Der weite(re) Weg zum vernetzten Smart Lift

Aufzugstechnik

Beitrag von Dr. Rolf Zöllner, TÜV SÜD Industrie Service GmbH

Mobiltelefone sind „smart“, Aufzüge und Gebäude sollen es werden. Noch ist die Branche nicht am Ziel. Funktionale Sicherheit und IT-Sicherheit sind dazu auf ein neues Level zu bringen. Welche Hürden es noch auf dem Weg zum vernetzten Smart Lift gibt und wie diese erfolgreich gemeistert werden können.

Der Aufzug als interoperables System

Die vierte industrielle Revolution hat mit der Digitalisierung und dem Industrial Internet of Things (IIoT) längst auch Aufzüge und Gebäudeautomation erreicht. Hersteller und Planer verbinden den Aufzug über das Building Automation System (BAS) mit der Gebäudetechnik und dem Internet. Daraus ergeben sich neue Möglichkeiten, Gebäudetechnik und Aufzug integrativ und „smart“ zu nutzen. Die Analyse der Betriebszustände verbessert die Instandhaltung und erlaubt über „Big Data“-Ansätze präzisere Vorhersagen zu Nutzungsverhalten, Verschleiß und Störungen – die Verfügbarkeit der Aufzugsanlagen wird so optimiert („Predictive Maintenance“).

Der Aufzug ist damit nicht länger eine „Insellösung“ im Gebäude, sondern übernimmt neben dem Transport weitere Funktionen: Verbunden mit den Zugangskontrollsystemen und selbst ausgestattet mit ID-Terminals wird der Aufzug bei großen Gebäuden in das Zutrittsmanagementsystem eingebunden werden. Transportfahrten sowie Wartezeiten können durch intelligente Gruppen- und Zielwahlsteuerungen verkürzt werden. Auch Energie kann eingespart werden, z. B. durch anforderungsgerechte Bereitstellung von Beleuchtung und Klimatisierung.

Funktionale Sicherheit und IT-Sicherheit

Hürden und Risiken bei der Umsetzung

Die Praxis zeigt jedoch, dass noch einige Herausforderungen gemeistert werden müssen. Diese liegen in der Vernetzung und betreffen insbesondere die funktionale Sicherheit: Der smarte Aufzug wird über elektrische, elektronische und programmierbare elektronische Systeme (E/E/PE-Systeme) in die Gebäudetechnik eingebunden, um den digitalen Datenaustausch zu unterstützen. Sicherheitsfunktionen werden im Aufzug dann durch PESSRAL (Programmable Electric System in Safety Relevant Application for Lifts) realisiert. Früher geschah das über Logiken, Sicherheitsschalter, Schütze und mechanische Bauteile. Heute werden „nur noch“ Bits und Bytes in einer sicherheitsrelevanten Software verarbeitet und ausgetauscht.
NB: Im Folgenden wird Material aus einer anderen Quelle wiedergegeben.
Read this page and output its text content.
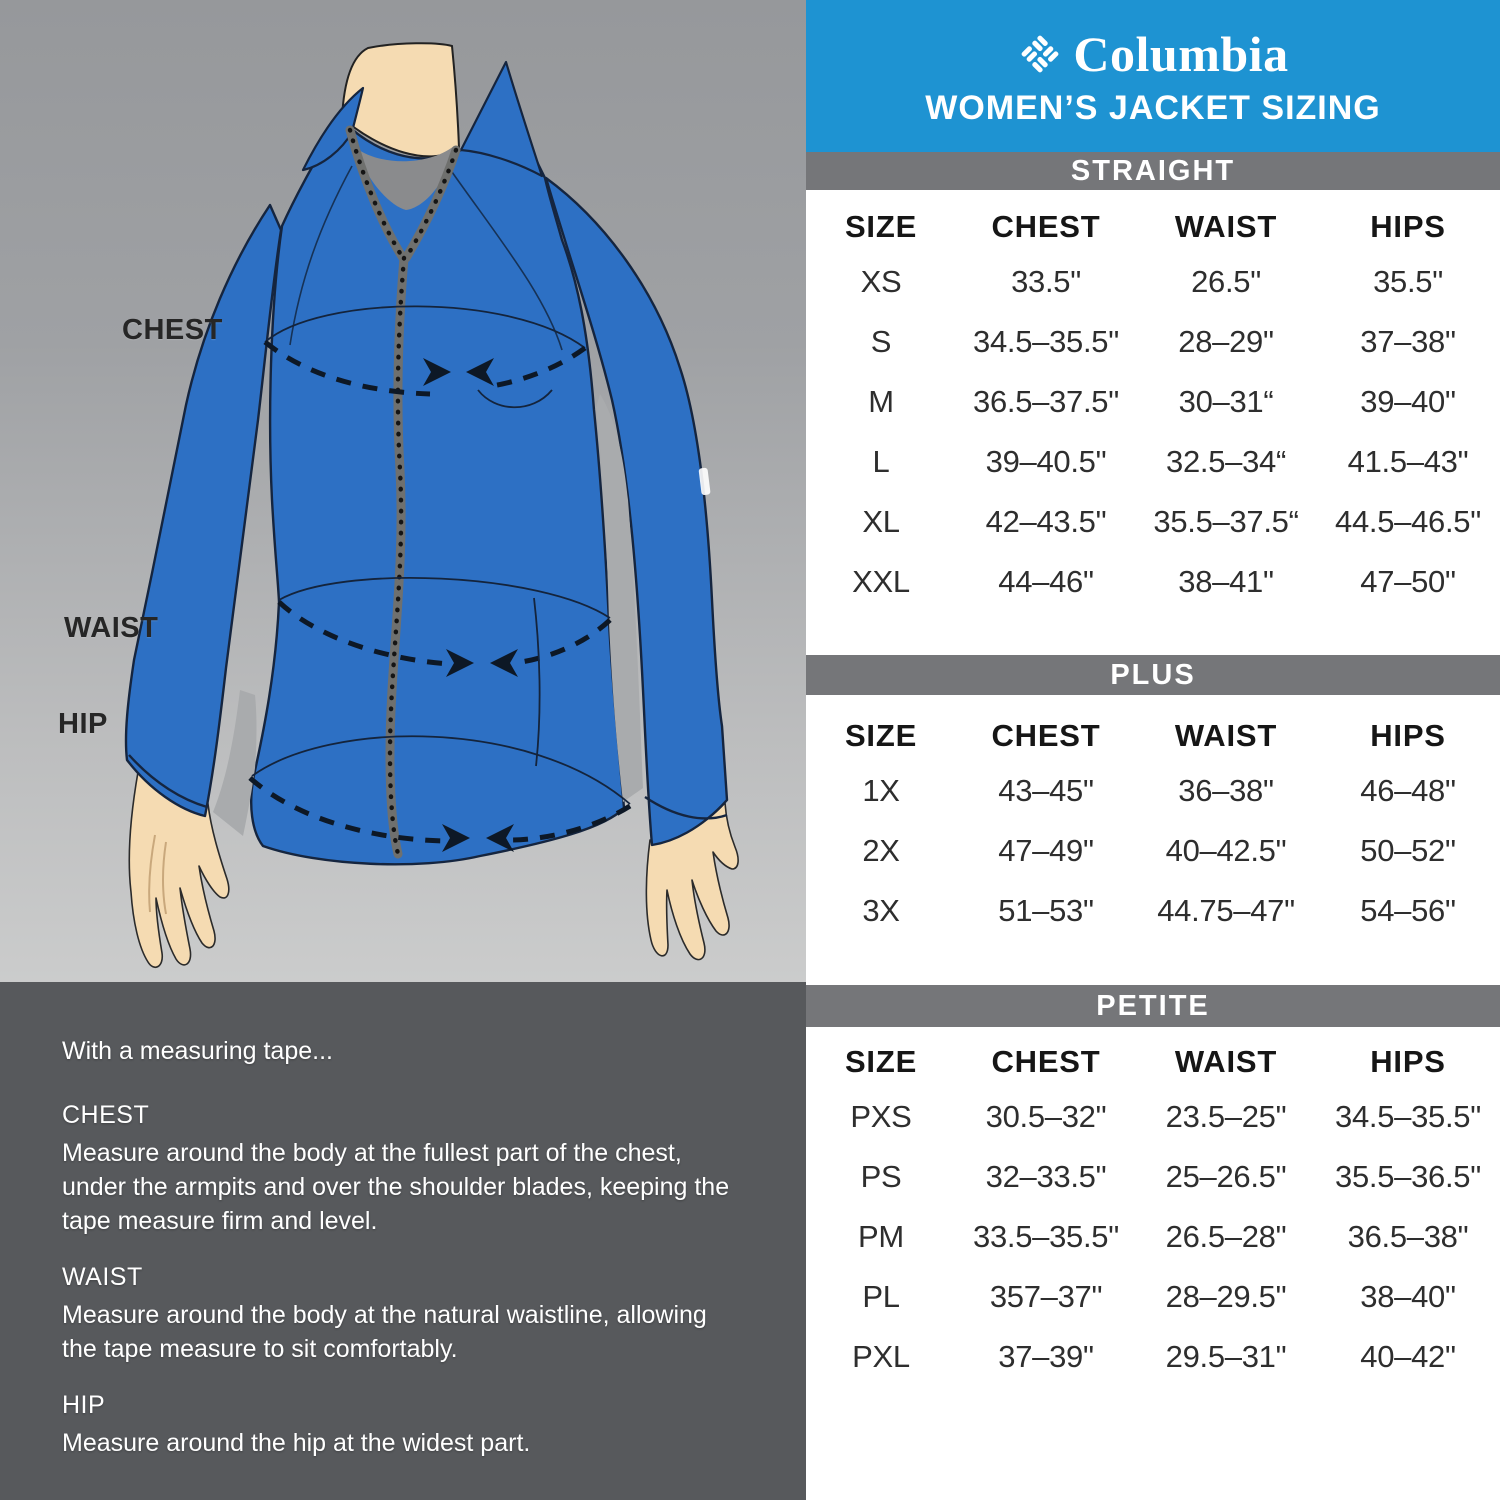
CHEST
WAIST
HIP

With a measuring tape...

CHEST

Measure around the body at the fullest part of the chest, under the armpits and over the shoulder blades, keeping the tape measure firm and level.

WAIST

Measure around the body at the natural waistline, allowing the tape measure to sit comfortably.

HIP

Measure around the hip at the widest part.

Columbia
WOMEN’S JACKET SIZING
STRAIGHT
SIZE	CHEST	WAIST	HIPS
XS	33.5"	26.5"	35.5"
S	34.5–35.5"	28–29"	37–38"
M	36.5–37.5"	30–31“	39–40"
L	39–40.5"	32.5–34“	41.5–43"
XL	42–43.5"	35.5–37.5“	44.5–46.5"
XXL	44–46"	38–41"	47–50"
PLUS
SIZE	CHEST	WAIST	HIPS
1X	43–45"	36–38"	46–48"
2X	47–49"	40–42.5"	50–52"
3X	51–53"	44.75–47"	54–56"
PETITE
SIZE	CHEST	WAIST	HIPS
PXS	30.5–32"	23.5–25"	34.5–35.5"
PS	32–33.5"	25–26.5"	35.5–36.5"
PM	33.5–35.5"	26.5–28"	36.5–38"
PL	357–37"	28–29.5"	38–40"
PXL	37–39"	29.5–31"	40–42"
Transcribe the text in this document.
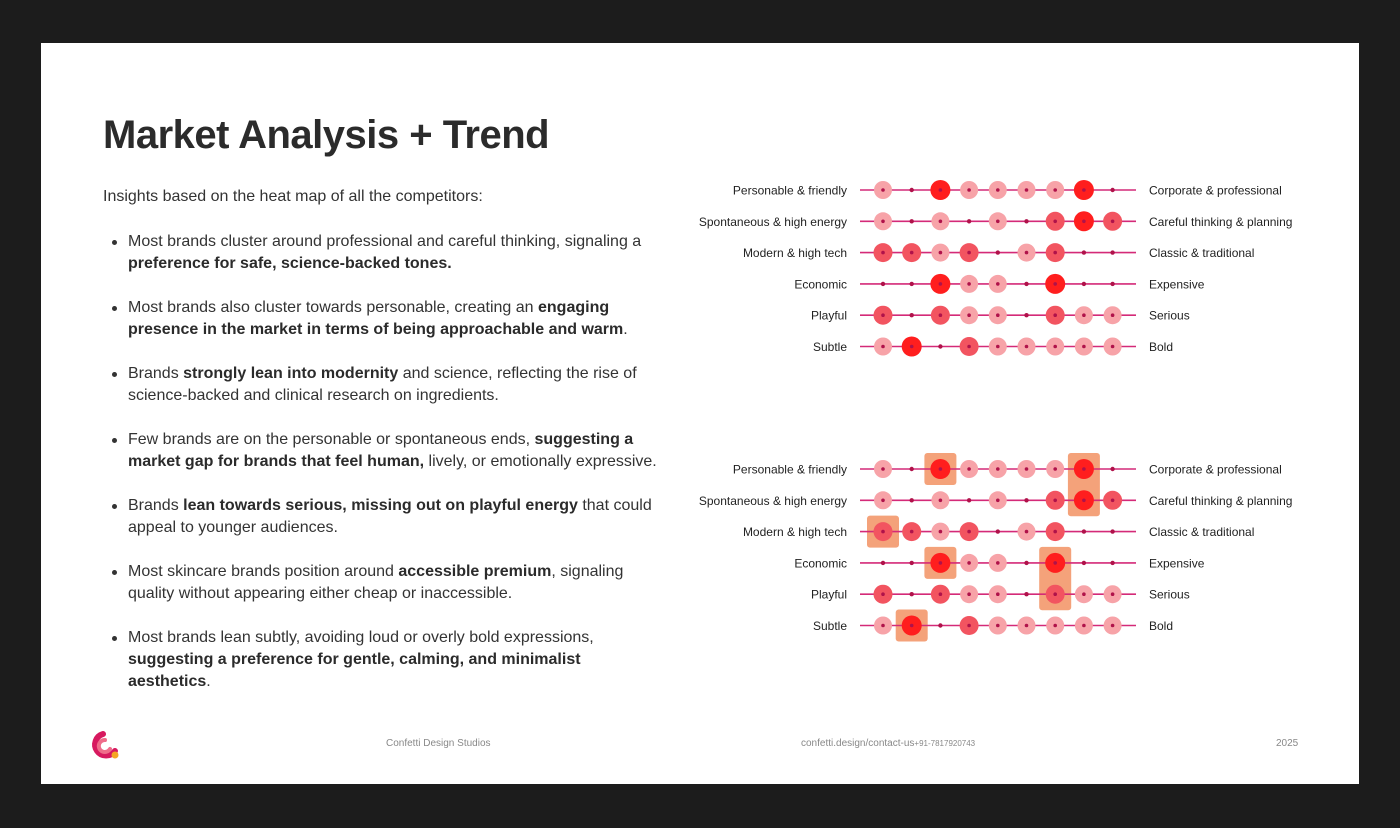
Market Analysis + Trend
Insights based on the heat map of all the competitors:
Most brands cluster around professional and careful thinking, signaling a preference for safe, science-backed tones.
Most brands also cluster towards personable, creating an engaging presence in the market in terms of being approachable and warm.
Brands strongly lean into modernity and science, reflecting the rise of science-backed and clinical research on ingredients.
Few brands are on the personable or spontaneous ends, suggesting a market gap for brands that feel human, lively, or emotionally expressive.
Brands lean towards serious, missing out on playful energy that could appeal to younger audiences.
Most skincare brands position around accessible premium, signaling quality without appearing either cheap or inaccessible.
Most brands lean subtly, avoiding loud or overly bold expressions, suggesting a preference for gentle, calming, and minimalist aesthetics.
Personable & friendly	Corporate & professional
Spontaneous & high energy	Careful thinking & planning
Modern & high tech	Classic & traditional
Economic	Expensive
Playful	Serious
Subtle	Bold
Personable & friendly	Corporate & professional
Spontaneous & high energy	Careful thinking & planning
Modern & high tech	Classic & traditional
Economic	Expensive
Playful	Serious
Subtle	Bold
Confetti Design Studios	confetti.design/contact-us+91-7817920743	2025
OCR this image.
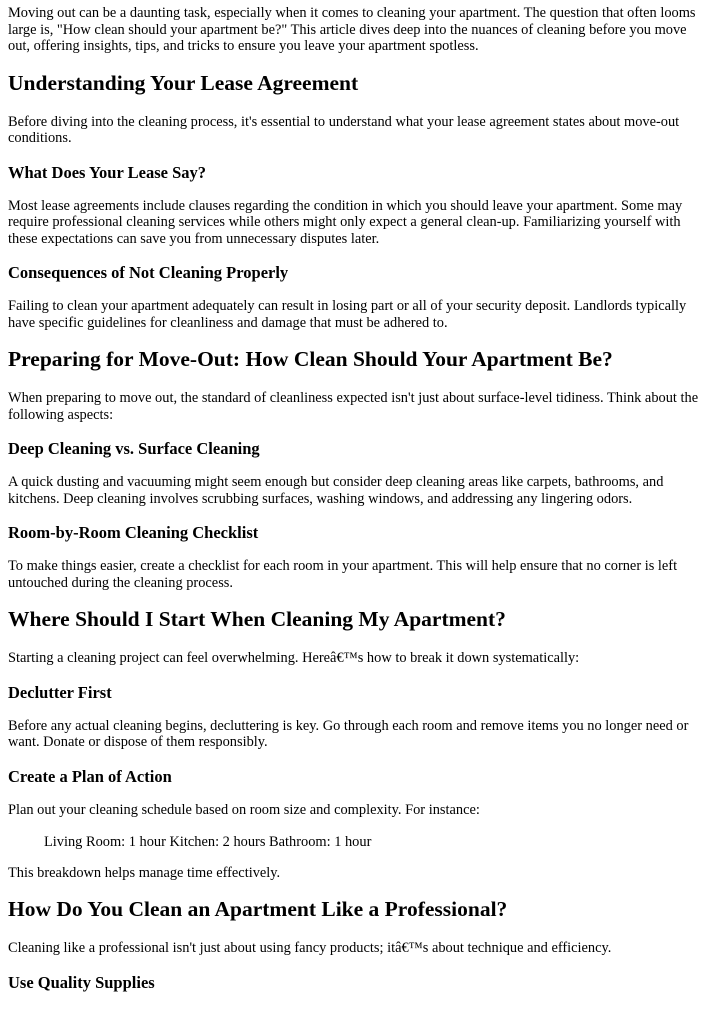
Moving out can be a daunting task, especially when it comes to cleaning your apartment. The question that often looms large is, "How clean should your apartment be?" This article dives deep into the nuances of cleaning before you move out, offering insights, tips, and tricks to ensure you leave your apartment spotless.

Understanding Your Lease Agreement

Before diving into the cleaning process, it's essential to understand what your lease agreement states about move-out conditions.

What Does Your Lease Say?

Most lease agreements include clauses regarding the condition in which you should leave your apartment. Some may require professional cleaning services while others might only expect a general clean-up. Familiarizing yourself with these expectations can save you from unnecessary disputes later.

Consequences of Not Cleaning Properly

Failing to clean your apartment adequately can result in losing part or all of your security deposit. Landlords typically have specific guidelines for cleanliness and damage that must be adhered to.

Preparing for Move-Out: How Clean Should Your Apartment Be?

When preparing to move out, the standard of cleanliness expected isn't just about surface-level tidiness. Think about the following aspects:

Deep Cleaning vs. Surface Cleaning

A quick dusting and vacuuming might seem enough but consider deep cleaning areas like carpets, bathrooms, and kitchens. Deep cleaning involves scrubbing surfaces, washing windows, and addressing any lingering odors.

Room-by-Room Cleaning Checklist

To make things easier, create a checklist for each room in your apartment. This will help ensure that no corner is left untouched during the cleaning process.

Where Should I Start When Cleaning My Apartment?

Starting a cleaning project can feel overwhelming. Hereâ€™s how to break it down systematically:

Declutter First

Before any actual cleaning begins, decluttering is key. Go through each room and remove items you no longer need or want. Donate or dispose of them responsibly.

Create a Plan of Action

Plan out your cleaning schedule based on room size and complexity. For instance:

Living Room: 1 hour Kitchen: 2 hours Bathroom: 1 hour

This breakdown helps manage time effectively.

How Do You Clean an Apartment Like a Professional?

Cleaning like a professional isn't just about using fancy products; itâ€™s about technique and efficiency.

Use Quality Supplies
Auf diese Weise werden Integrität und Zuverlässigkeit einer Sicherheitsfunktion zunehmend durch die Qualität und Absicherung der Software bestimmt. Dies birgt die gleichen Herausforderungen, die wir von Smartphones kennen: Die Vernetzung des Aufzugs im IIoT, erforderliche Software-Updates Over The Air und die Anbindung an die Datenkommunikation mit dem BAS eröffnen Vulnerabilitäten, die die Sicherheit des smarten Aufzugs beeinträchtigen können.

Die Gefahren können entstehen durch gezielte Manipulationen oder unbeabsichtigte Fehlereinträge in der sicherheitsrelevanten Software. Beispielsweise kann der Aufzug Hackern als „Einfallstor“ dienen, die auf diesem Weg in das BAS eindringen und obengenannte Zugangskontrollsysteme des Gebäudes außer Kraft setzen.

Smarte Aufzüge und BAS-Vernetzung braucht Secure Safety

Für die Vernetzung von Aufzügen in die smarte Gebäudetechnik greift es deshalb zu kurz, die bereits bestehenden Anforderungen an Funktionale Sicherheit (IEC 61508) und IT-Sicherheit (ISO 62443) unabhängig voneinander anzuwenden. Vielmehr gilt es für die Zukunft einen synchronisierten Ansatz zu realisieren, der Funktionale Sicherheit und IT-Sicherheit synergetisch integriert.

Das Ziel lautet „Secure Safety“. Nur auf dieser Basis lassen sich Aufzüge und BAS sicher, smart und nützlich vernetzen.